I first saw this chart on Prof David Beckworth’s blog. The chart is a strange one. The vertical axis is the monetary base in trillions of Euros, and the horizontal axis is time, ranging from Feb 1999 to Feb 2011. Anyone got any explanations?

You’d have thought the cautious ECB would not want to expand the monetary base (in nominal terms) faster than the real expansion of the Euro economy (say 2% a year) plus the target rate of inflation (say 2%). That means roughly 4% ( 2 + 2 = 4%). But the rate of expansion on the chart is well over 10%.

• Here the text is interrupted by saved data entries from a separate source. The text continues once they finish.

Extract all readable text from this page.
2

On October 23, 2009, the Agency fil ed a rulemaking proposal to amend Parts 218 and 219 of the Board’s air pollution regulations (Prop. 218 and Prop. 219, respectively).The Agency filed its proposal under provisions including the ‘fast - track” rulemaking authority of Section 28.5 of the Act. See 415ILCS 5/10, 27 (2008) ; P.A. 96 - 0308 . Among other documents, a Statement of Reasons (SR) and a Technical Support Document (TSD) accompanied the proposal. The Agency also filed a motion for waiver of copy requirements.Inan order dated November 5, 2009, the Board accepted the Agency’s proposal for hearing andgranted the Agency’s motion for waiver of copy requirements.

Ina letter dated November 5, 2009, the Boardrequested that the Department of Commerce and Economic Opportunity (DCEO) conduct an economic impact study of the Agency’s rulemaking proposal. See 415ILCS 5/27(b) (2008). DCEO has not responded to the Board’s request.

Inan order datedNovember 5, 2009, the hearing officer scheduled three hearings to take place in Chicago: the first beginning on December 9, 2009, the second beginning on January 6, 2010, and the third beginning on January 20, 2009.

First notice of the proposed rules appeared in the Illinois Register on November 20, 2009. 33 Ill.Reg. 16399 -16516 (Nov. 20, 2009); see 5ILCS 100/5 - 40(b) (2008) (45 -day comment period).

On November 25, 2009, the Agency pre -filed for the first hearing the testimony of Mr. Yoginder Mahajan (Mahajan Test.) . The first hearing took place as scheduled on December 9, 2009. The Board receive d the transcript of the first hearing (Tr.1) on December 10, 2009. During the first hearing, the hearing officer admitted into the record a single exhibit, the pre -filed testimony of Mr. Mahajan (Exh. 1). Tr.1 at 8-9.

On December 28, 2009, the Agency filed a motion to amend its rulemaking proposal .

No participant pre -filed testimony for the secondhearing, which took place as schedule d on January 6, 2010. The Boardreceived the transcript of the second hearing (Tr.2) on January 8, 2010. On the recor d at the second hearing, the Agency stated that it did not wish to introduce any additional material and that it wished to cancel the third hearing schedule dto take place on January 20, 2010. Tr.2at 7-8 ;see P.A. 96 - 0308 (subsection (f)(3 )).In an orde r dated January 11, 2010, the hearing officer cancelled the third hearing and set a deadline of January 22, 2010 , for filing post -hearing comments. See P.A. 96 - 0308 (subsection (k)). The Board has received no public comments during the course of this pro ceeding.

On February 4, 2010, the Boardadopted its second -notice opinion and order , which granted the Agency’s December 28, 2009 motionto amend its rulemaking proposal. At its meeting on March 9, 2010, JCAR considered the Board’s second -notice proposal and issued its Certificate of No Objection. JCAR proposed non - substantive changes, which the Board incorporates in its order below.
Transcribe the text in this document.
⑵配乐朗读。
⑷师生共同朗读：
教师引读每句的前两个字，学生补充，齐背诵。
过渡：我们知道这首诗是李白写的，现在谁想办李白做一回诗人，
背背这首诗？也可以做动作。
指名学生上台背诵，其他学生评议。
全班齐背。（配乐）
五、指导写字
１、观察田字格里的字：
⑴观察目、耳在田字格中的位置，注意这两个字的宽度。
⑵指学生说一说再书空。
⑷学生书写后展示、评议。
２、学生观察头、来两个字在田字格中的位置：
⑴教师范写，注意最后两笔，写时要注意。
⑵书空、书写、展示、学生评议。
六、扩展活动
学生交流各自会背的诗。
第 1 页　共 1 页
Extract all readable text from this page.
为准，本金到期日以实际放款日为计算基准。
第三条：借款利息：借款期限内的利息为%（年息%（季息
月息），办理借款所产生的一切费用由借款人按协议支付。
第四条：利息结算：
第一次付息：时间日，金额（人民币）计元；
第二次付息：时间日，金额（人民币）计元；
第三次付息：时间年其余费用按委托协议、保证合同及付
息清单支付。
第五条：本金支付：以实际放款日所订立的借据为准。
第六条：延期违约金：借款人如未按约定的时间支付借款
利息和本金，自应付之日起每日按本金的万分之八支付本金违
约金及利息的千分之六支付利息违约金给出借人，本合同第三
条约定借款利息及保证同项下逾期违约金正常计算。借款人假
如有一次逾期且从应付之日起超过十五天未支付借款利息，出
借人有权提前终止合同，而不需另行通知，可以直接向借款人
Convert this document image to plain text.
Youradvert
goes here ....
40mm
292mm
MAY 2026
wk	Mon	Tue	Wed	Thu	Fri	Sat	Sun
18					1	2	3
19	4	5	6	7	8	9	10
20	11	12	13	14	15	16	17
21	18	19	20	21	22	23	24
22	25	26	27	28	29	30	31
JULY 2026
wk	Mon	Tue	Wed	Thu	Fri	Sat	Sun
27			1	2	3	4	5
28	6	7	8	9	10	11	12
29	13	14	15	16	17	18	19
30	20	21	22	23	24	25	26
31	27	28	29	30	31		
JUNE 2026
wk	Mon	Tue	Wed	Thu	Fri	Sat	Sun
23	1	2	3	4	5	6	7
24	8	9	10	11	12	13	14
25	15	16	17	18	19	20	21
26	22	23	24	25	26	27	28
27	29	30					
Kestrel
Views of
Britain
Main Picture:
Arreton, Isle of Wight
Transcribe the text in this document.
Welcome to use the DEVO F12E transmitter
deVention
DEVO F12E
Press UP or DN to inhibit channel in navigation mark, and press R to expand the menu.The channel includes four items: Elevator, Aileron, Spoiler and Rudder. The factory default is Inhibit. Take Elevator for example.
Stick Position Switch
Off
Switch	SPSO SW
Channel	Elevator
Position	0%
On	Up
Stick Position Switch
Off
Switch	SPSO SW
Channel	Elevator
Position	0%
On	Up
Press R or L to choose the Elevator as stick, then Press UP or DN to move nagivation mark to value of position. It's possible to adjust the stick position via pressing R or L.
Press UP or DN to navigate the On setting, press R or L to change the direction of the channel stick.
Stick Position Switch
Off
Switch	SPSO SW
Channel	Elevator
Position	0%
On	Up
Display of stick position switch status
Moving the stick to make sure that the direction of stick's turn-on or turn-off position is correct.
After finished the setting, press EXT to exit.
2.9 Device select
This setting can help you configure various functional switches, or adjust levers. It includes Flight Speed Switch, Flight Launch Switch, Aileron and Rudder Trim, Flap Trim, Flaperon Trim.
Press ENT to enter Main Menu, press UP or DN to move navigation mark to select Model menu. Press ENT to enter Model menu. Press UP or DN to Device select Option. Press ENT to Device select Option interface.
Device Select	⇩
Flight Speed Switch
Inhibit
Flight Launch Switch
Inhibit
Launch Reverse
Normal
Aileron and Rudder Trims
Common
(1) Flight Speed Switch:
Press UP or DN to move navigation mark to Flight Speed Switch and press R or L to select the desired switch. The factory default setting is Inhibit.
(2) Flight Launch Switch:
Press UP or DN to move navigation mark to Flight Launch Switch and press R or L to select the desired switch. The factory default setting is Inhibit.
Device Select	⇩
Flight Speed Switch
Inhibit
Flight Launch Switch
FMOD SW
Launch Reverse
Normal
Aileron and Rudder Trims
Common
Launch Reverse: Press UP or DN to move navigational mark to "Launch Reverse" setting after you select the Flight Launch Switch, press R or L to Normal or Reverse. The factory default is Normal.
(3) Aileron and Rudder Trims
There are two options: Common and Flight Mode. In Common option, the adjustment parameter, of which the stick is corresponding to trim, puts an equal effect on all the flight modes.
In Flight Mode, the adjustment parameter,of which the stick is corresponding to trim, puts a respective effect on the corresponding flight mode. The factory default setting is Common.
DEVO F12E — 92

My explanation is that while central banks are supposedly in charge, prior to the credit crunch, commercial banks were forcing an expansion of several developed economies and their monetary aggregates (based on dodgy collateral – property prices). The ECB could have reined in this expansion by raising interest rates to unprecedented levels, which would have stifled activity in non-property sectors. But what they actualy chose to do was join the party, and expand the monetary base.

What would have been really smart on the part of the ECB (and other central banks) would have been to spot the property bubble, and curtail loans based on property. But that would probably have been politically impossible because of howls of anguish from home buyers.

I think Steve Keen said that prior to the crunch, the tails were wagging central bank dogs.